Tersangka NH saat ditangkap oleh aparat Polres Jember.

JEMBER, harianpijar.com – NH warga Desa Sukoreno, Kecamatan Umbulsari, Kabupaten Jember, Jawa Timur ditangkap polisi. Pasalnya, NH diduga pengunggah ujaran kebencian dengan gambar karikatur yang dinilai menghina bendera merah putih di media sosial.

Menurut Kepala Kepolisian Resor (Kapolres) Jember AKBP Kusworo Wibowo, pihaknya telah melakukan penangkapan terhadap seorang berinisial NH yang memiliki akun media sosial Faceebook Habib Newport. Lain itu, NH diduga pengunggah ujaran kebencian di media sosial.

“Tim Cyber Polres Jember menemukan unggahan sebuah karikatur bergambar seseorang sedang membuang air kecil ke gambar yang mirip lambang negara bendera merah putih di salah satu grup media sosial Facebook,” kata Kusworo Wibowo, saat dikonfirmasi di Jember, Jumat 9 Maret 2018 malam.

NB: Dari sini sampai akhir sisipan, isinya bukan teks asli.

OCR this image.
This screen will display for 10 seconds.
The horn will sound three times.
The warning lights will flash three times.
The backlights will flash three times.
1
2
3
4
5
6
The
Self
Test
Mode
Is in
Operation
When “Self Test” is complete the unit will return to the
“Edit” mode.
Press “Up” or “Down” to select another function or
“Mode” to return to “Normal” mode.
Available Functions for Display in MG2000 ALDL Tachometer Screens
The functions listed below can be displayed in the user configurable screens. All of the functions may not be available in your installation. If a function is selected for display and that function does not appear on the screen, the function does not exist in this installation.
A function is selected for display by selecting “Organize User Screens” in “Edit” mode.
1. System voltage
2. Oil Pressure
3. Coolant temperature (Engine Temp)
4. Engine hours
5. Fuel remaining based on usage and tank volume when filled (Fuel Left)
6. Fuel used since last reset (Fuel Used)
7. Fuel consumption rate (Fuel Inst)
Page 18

Lebih lanjut, dijelaskan Kusworo Wibowo, melihat komentar-komentar netizen di bawahnya yang geram kepada pelaku karena membuat gambar melecehkan bendera merah putih itu, maka pihaknya langsung menangkap tersangka untuk menghindari terjadi persekusi.

“Postingan tersebut mendapat respons negatif warga netizen pada kolom komentar, dengan beberapa macam komentar tidak terima dengan gambar karikatur itu dan berindikasi situasi semakin memanas, sehingga bersifat ada unsur ujaran kebencian terhadap tersangka,” jelas Kusworo Wibowo.

Selanjutnya, juga ditegaskan Kusworo Wibowo, takut terjadinya persekusi terhadap tersangka, Satuan Kriminal Polres Jember mengamankan pelaku dari rumahnya untuk dilakukan pemeriksaan motif postingan di media sosial Facebook itu.

“Kami masih melakukan penelusuran terhadap motif dan tujuan pelaku menggungah karikatur yang dinilai menghina bendera merah putih itu, kemudian kami juga akan telusuri dari mana pelaku mendapatkan gambar karikatur tersebut,” tegas Kusworo Wibowo.

Sementara, akbita perbuatannya NH dijerat dengan Undang Undang Nomor 11 Tahun 2008 tentang Informasi dan Transaksi Elektronik (ITE) dengan ancaman pidana paling lama 6 tahun penjara, dan denda maksimal Rp 1 miliar.

“Penindakan tegas terhadap pemilik akun yang memposting ujaran kebencian itu diharapkan dapat menjadi pembelajaran bagi masyarakat lainnya agar dapat menggunakan media sosial secara bijak,” lanjut Kusworo Wibowo.

Selain itu, menurut Kusworo Wibowo dengan kejadian tersebut, dirinya berharap agar masyarakat lebih bijak menggunakan media sosial untuk tidak memposting gambar-gambar atau kata-kata yang bersifat permusuhan atau ujaran kebencian, sehingga menyebabkan situasi tidak kondusif.